昭和大学医学部卒業。昭和大学医学整形外科学講座入局。救急外傷からプロアスリート診療まで研鑽を積む。2020年より現職。日本専門医機構認定整形外科専門医、日本整形外科学会認定整形外科指導医、日本整形外科学会認定スポーツ医、日本整形外科学会認定リハビリテーション医、日本整形外科学会認定リウマチ医、日本スポーツ協会公認スポーツドクター。

離断性骨軟骨炎の概要

離断性骨軟骨炎は、関節内の軟骨と骨に亀裂が発生して、かけらとして剥がれてしまうこともある関節の障害です。
これにより関節に痛みが生じたり、動きが制限されたりします。主に10代後半から20代前半の成長期にある若年層に起こり、男児と女児では男児に2倍ほど多くみられます。
離断性骨軟骨炎は主に膝関節で起こり、関節内では大腿骨内側が85%、大腿骨外側が15%とされています。このうち大腿骨外側に起きるときは、円板状半月という半月板の変形を伴うことがあります。
また、肘に起こる離断性骨軟骨炎は外側型野球肘とも呼ばれ、野球選手が過度な球数や不適切なフォームでの投球を続けることで起こるとされます。

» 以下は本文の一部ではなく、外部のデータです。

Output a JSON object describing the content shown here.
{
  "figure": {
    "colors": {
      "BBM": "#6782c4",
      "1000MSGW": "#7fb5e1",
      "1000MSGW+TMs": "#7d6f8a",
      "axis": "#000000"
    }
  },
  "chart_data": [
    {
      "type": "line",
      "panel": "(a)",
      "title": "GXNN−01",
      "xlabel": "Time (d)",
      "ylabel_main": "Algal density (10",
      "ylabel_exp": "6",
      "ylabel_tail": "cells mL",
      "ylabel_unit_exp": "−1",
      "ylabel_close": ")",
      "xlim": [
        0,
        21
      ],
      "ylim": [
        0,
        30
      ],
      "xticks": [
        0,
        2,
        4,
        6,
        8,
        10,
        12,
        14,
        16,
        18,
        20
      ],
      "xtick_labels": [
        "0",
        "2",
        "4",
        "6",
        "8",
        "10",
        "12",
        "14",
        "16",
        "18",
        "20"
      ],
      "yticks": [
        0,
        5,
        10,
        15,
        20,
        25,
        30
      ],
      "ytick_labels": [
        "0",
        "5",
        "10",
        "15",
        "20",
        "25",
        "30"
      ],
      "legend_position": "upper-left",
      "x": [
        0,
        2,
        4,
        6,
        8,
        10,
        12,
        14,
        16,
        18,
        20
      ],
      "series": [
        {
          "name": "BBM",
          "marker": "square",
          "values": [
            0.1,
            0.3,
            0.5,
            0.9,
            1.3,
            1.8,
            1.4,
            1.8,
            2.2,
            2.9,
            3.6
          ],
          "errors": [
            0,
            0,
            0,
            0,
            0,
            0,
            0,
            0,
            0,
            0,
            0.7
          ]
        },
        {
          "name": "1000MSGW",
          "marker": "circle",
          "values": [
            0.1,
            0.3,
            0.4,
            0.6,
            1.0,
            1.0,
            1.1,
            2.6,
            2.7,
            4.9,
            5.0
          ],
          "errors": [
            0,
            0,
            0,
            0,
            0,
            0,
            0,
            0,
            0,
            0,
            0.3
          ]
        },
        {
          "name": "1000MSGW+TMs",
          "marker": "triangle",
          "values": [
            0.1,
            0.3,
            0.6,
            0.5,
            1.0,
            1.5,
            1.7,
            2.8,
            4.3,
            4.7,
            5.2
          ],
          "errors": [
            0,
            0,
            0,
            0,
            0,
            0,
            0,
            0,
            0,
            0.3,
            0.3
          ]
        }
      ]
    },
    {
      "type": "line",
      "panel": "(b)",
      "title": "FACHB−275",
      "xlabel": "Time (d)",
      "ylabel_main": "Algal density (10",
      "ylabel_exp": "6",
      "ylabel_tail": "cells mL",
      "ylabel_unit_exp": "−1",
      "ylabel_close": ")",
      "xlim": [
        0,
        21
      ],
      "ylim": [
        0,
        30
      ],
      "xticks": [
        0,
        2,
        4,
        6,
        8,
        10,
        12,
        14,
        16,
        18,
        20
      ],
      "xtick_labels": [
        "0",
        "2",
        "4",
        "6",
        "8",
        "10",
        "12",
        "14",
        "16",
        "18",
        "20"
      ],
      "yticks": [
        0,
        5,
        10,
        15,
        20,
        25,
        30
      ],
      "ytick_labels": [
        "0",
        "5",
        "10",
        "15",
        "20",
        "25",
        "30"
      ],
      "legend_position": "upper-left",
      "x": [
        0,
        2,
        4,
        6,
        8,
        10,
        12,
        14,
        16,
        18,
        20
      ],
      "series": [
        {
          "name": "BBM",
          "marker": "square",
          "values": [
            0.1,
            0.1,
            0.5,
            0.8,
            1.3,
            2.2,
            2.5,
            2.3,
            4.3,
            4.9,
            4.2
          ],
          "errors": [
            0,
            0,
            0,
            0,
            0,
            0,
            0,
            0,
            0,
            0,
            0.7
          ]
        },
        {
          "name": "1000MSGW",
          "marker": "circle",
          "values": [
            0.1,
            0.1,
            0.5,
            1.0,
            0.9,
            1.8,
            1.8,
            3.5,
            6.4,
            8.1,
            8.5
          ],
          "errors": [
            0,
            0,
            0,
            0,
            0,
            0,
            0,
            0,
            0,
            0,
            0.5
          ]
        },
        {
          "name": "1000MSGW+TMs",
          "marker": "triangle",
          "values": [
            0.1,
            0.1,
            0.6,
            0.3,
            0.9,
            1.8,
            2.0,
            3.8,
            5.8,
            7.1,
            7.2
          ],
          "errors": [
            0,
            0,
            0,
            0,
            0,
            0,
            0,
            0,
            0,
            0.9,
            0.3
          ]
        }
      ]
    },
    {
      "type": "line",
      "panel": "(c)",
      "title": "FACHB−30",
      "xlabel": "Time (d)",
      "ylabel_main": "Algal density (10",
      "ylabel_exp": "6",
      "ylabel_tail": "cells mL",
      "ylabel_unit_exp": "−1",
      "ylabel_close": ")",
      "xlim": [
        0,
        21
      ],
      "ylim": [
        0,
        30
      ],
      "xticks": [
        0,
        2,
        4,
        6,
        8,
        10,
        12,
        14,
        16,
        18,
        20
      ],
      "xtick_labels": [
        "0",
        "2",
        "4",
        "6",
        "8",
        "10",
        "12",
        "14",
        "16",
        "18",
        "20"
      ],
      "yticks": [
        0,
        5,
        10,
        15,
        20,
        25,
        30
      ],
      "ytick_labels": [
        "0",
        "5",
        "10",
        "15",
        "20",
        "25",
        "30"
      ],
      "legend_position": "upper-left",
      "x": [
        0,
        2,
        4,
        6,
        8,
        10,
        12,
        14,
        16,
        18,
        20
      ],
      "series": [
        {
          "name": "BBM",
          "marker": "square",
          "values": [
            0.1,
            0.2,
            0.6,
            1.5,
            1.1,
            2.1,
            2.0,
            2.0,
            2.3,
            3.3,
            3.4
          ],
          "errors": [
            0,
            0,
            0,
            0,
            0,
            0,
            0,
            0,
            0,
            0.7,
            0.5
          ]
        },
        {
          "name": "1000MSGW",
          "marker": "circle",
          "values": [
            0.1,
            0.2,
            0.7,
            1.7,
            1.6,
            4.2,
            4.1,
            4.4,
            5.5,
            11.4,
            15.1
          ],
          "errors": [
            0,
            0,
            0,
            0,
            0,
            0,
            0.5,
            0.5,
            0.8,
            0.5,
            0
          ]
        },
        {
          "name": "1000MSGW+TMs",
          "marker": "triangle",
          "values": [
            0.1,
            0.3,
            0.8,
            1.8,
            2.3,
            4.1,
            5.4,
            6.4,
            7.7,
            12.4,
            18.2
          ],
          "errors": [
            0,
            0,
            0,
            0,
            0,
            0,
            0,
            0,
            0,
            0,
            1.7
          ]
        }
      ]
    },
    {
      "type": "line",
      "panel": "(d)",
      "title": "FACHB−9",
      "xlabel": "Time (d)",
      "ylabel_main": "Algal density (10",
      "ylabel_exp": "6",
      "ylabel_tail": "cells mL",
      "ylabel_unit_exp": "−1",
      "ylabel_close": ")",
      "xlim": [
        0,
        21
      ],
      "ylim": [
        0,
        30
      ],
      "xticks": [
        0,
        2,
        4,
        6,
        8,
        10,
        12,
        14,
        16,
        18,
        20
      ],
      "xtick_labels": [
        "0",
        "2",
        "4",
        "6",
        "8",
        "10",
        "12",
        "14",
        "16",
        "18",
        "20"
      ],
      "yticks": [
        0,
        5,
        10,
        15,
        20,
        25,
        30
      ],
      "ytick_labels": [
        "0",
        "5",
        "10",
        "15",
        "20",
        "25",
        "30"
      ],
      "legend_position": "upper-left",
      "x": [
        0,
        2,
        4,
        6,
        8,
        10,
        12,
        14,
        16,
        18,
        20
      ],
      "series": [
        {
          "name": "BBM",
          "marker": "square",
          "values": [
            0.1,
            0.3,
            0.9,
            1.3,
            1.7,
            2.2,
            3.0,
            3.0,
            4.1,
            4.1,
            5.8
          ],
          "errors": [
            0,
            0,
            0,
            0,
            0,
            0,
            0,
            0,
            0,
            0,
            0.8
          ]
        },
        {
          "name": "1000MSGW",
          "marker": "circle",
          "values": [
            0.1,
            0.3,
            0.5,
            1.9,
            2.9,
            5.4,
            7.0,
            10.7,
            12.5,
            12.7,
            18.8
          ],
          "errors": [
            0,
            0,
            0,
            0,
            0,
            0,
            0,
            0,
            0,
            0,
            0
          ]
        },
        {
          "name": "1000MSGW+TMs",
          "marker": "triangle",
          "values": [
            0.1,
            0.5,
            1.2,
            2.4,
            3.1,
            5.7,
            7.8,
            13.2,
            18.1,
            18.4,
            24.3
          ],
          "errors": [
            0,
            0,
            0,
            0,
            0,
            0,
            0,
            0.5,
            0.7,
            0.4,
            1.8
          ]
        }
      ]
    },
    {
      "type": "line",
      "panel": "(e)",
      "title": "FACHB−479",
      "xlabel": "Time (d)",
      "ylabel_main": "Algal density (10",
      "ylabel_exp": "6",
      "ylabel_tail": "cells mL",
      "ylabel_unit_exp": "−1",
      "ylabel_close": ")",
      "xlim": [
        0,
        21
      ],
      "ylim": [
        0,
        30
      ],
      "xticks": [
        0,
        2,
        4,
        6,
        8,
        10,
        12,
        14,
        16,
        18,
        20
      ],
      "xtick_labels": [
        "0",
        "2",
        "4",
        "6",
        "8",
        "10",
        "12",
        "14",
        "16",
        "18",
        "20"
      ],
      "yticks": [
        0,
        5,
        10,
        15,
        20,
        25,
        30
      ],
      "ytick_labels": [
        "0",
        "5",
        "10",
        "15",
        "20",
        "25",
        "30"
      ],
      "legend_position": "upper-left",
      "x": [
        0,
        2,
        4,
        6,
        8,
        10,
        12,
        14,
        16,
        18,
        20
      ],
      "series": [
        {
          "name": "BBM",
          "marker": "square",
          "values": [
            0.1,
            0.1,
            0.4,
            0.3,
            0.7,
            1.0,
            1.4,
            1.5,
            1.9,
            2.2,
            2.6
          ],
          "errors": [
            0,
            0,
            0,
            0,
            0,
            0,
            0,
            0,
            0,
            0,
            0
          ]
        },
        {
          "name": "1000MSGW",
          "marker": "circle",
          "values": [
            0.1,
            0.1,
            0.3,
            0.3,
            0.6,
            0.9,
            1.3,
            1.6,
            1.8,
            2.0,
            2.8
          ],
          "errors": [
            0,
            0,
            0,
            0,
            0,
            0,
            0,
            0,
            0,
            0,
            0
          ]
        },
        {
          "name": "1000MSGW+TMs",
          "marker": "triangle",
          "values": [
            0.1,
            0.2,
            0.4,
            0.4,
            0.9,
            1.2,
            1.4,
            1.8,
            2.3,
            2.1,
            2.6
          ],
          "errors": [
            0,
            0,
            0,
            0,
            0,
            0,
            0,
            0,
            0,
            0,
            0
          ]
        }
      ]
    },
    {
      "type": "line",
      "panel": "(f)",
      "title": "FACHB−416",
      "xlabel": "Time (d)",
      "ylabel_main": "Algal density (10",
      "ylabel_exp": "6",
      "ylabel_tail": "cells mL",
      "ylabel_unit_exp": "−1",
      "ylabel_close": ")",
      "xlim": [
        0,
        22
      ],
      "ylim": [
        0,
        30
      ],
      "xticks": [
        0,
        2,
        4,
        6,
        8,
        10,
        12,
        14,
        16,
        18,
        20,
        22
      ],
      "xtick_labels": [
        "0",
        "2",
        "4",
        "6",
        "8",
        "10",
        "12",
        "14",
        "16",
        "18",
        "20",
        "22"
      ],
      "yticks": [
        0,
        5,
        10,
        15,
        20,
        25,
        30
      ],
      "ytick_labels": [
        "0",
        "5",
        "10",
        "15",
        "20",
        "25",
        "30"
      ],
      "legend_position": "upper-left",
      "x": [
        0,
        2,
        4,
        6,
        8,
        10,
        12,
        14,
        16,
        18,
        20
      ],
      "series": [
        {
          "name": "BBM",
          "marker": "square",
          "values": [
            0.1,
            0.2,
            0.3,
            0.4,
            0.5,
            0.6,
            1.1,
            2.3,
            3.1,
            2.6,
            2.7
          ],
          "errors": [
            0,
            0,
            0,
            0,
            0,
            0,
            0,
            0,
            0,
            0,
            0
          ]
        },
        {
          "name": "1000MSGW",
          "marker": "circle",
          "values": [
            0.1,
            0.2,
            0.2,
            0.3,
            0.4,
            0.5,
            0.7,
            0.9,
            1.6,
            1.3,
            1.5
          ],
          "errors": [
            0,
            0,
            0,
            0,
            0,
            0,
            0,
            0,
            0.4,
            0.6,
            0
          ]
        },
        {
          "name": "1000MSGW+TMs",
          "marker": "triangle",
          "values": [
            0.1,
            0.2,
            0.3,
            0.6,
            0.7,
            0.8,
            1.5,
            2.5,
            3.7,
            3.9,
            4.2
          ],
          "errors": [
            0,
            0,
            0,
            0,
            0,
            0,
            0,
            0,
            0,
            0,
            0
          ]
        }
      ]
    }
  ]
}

この病気は特にスポーツ活動を頻繁に行う若年層に多く、関節への繰り返しの衝撃や負担が関係していると考えられています。症状が進行すると関節の不安定性や変形性関節症(へんけいせいかんせつしょう:関節の変形や痛みを起こす慢性的な病気)を引き起こす可能性があります。

離断性骨軟骨炎の原因

離断性骨軟骨炎の原因として、以下の要因が関係していると考えられています。

1.血流の低下

関節への繰り返しの負担や小さな外傷の蓄積によって関節の骨への血流が減少することで、骨が弱くなり壊死に至る可能性があります。

2.機械的ストレス

ジャンプやランニングなどの高負荷の動作が関節に過度なストレスを与え、骨や軟骨の損傷を引き起こすことがあります。特に若いアスリートに多く見られる要因です。

3.年齢と活動レベル

主に10歳から20歳のスポーツ活動が活発な子どもや若者に発症しやすいとされています。ただし、何らかの基礎疾患や過去の外傷歴があれば成人でも発症することがあります。

これらのリスク要因を理解し、関節への負担を軽減することで発症リスクを下げることができます。